It appears it can be common, at least initially, for travel policies in small to medium companies to not really exist. When starting in new roles several travel managers have found that travel often sits under the expense policy. And at the expense stage we know that the 'damage' has already been made.
Speaking at the UK's ITM conference, Olive Kavanagh, global travel manager of Kerry Group and another buyer both found that the policies they adopted when joining new companies were expense-heavy. By separating travel into its own policy both have been able to become more focused and strategic on what needs to be implemented and what priority those take.
The two travel managers agreed that travel policies are the baseline for a programme from which areas like risk management, ancillaries and the sharing economy can be applied to. It allows them to be more proactive.
Policies are also an area of contention in staff retention or employment.
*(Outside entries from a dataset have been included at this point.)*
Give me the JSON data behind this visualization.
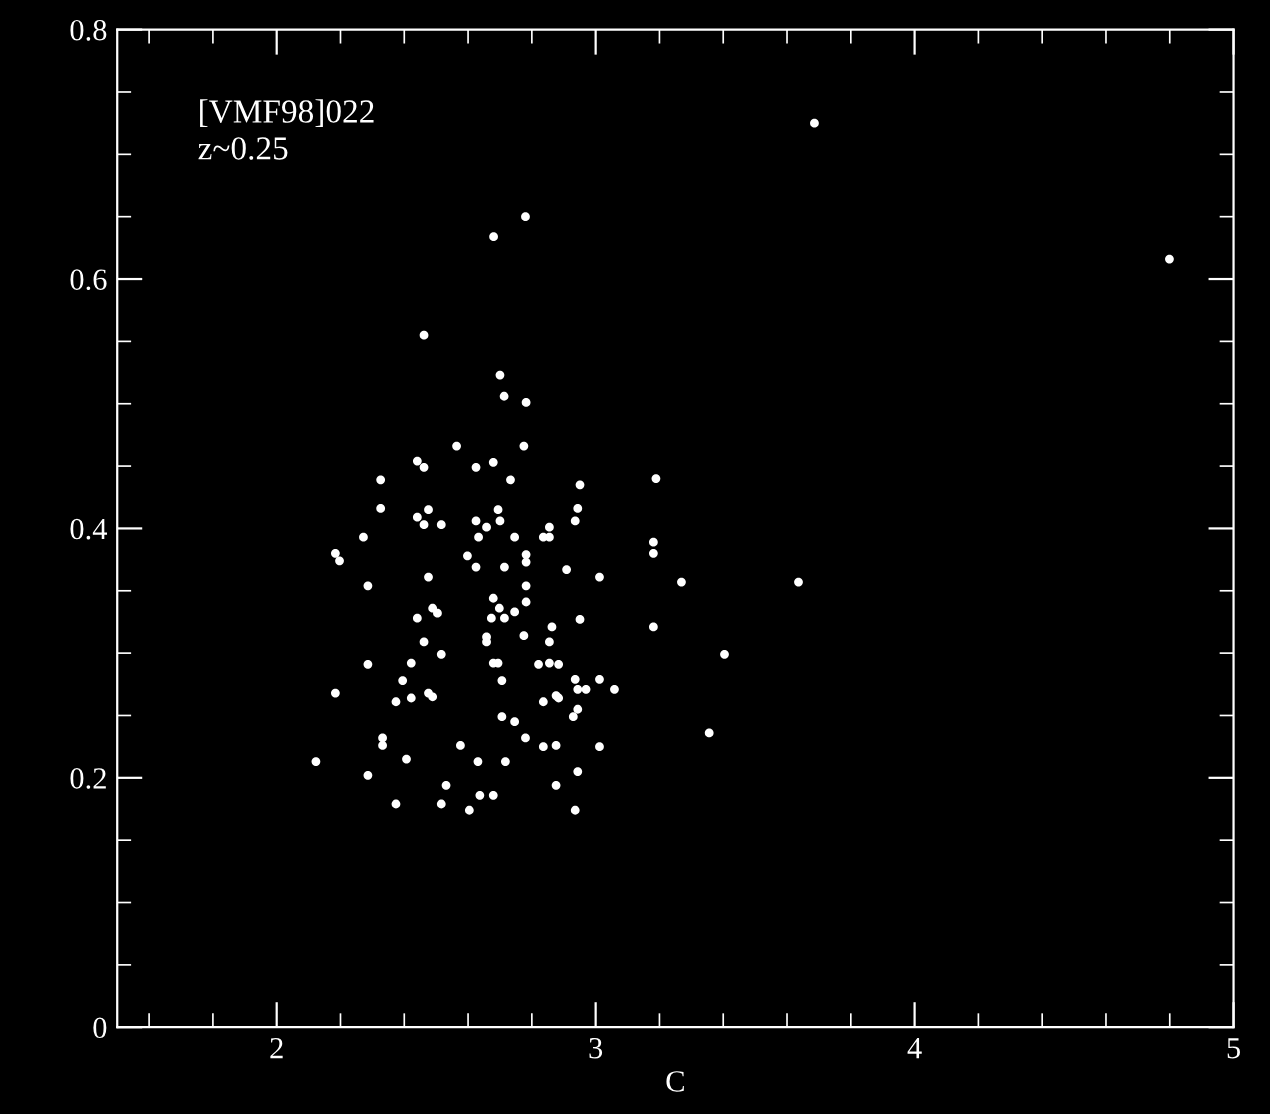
{
  "chart_data": {
    "type": "scatter",
    "xlabel": "C",
    "annotations": [
      "[VMF98]022",
      "z~0.25"
    ],
    "xlim": [
      1.5,
      5
    ],
    "xticks": [
      2,
      3,
      4,
      5
    ],
    "ylim": [
      0,
      0.8
    ],
    "yticks": [
      0,
      0.2,
      0.4,
      0.6,
      0.8
    ],
    "grid": false,
    "marker": "circle",
    "series": [
      {
        "color": "#ffffff",
        "x": [
          2.462,
          2.7,
          2.713,
          2.564,
          2.441,
          2.462,
          2.625,
          2.679,
          2.326,
          2.733,
          2.326,
          2.476,
          2.441,
          2.462,
          2.516,
          2.694,
          2.625,
          2.658,
          2.7,
          2.272,
          2.633,
          2.746,
          2.184,
          2.197,
          2.598,
          2.625,
          2.714,
          2.286,
          2.476,
          2.679,
          2.698,
          2.489,
          2.504,
          2.441,
          2.673,
          2.714,
          2.746,
          2.462,
          2.516,
          2.658,
          2.658,
          2.286,
          2.422,
          2.679,
          2.694,
          2.395,
          2.706,
          2.184,
          2.374,
          2.422,
          2.476,
          2.489,
          2.706,
          2.746,
          2.332,
          2.332,
          2.576,
          2.407,
          2.123,
          2.631,
          2.717,
          2.286,
          2.531,
          2.374,
          2.516,
          2.637,
          2.679,
          2.604,
          2.782,
          2.775,
          2.951,
          3.189,
          2.944,
          2.936,
          2.855,
          2.836,
          2.855,
          2.782,
          2.782,
          3.181,
          3.181,
          2.909,
          3.012,
          3.269,
          3.636,
          2.782,
          2.782,
          2.951,
          2.863,
          3.181,
          2.775,
          2.855,
          3.404,
          2.821,
          2.855,
          2.884,
          2.936,
          3.012,
          2.944,
          2.97,
          3.059,
          2.836,
          2.876,
          2.884,
          2.944,
          2.93,
          3.356,
          2.78,
          2.836,
          2.876,
          3.012,
          2.944,
          2.876,
          2.936,
          2.68,
          2.78,
          3.686,
          4.799
        ],
        "values": [
          0.555,
          0.523,
          0.506,
          0.466,
          0.454,
          0.449,
          0.449,
          0.453,
          0.439,
          0.439,
          0.416,
          0.415,
          0.409,
          0.403,
          0.403,
          0.415,
          0.406,
          0.401,
          0.406,
          0.393,
          0.393,
          0.393,
          0.38,
          0.374,
          0.378,
          0.369,
          0.369,
          0.354,
          0.361,
          0.344,
          0.336,
          0.336,
          0.332,
          0.328,
          0.328,
          0.328,
          0.333,
          0.309,
          0.299,
          0.313,
          0.309,
          0.291,
          0.292,
          0.292,
          0.292,
          0.278,
          0.278,
          0.268,
          0.261,
          0.264,
          0.268,
          0.265,
          0.249,
          0.245,
          0.232,
          0.226,
          0.226,
          0.215,
          0.213,
          0.213,
          0.213,
          0.202,
          0.194,
          0.179,
          0.179,
          0.186,
          0.186,
          0.174,
          0.501,
          0.466,
          0.435,
          0.44,
          0.416,
          0.406,
          0.401,
          0.393,
          0.393,
          0.379,
          0.373,
          0.389,
          0.38,
          0.367,
          0.361,
          0.357,
          0.357,
          0.354,
          0.341,
          0.327,
          0.321,
          0.321,
          0.314,
          0.309,
          0.299,
          0.291,
          0.292,
          0.291,
          0.279,
          0.279,
          0.271,
          0.271,
          0.271,
          0.261,
          0.266,
          0.264,
          0.255,
          0.249,
          0.236,
          0.232,
          0.225,
          0.226,
          0.225,
          0.205,
          0.194,
          0.174,
          0.634,
          0.65,
          0.725,
          0.616
        ]
      }
    ]
  }
}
Kavanagh said Kerry Group is considering allowing business class because competitors offer it and travellers are raising it with HR. When going through an acquisition and merger Carla Zapf, travel and mobility project manager at Infineon Technologies found that a change in policy for new staff members caused friction and she granted business class to retain staff.
By the way, when I wrote about whether robots would be taking over jobs it is these feeling or cultural nuances that technology would not be able to know and tweak without the travel manager's knowledge.
The day I got back from the ITM conference I spoke to Jeremy Bromwell of business travel start-up TripActions who had a different view of policies.
"In a world of traveller preference and the 'economy of choice' the travel policy is no longer adequate. Travel buyers are expected to deliver savings and service the best experience, support and administration against the speed of new acquisitions, growth markets and getting new customers onboard".
When there is so much choice it's easy for travellers to look elsewhere especially if the company policy won't let some content be shown or red flags a particular booking. Perhaps by combining travel policy rules and these new supplier types buyers can find the right balance and improve compliance.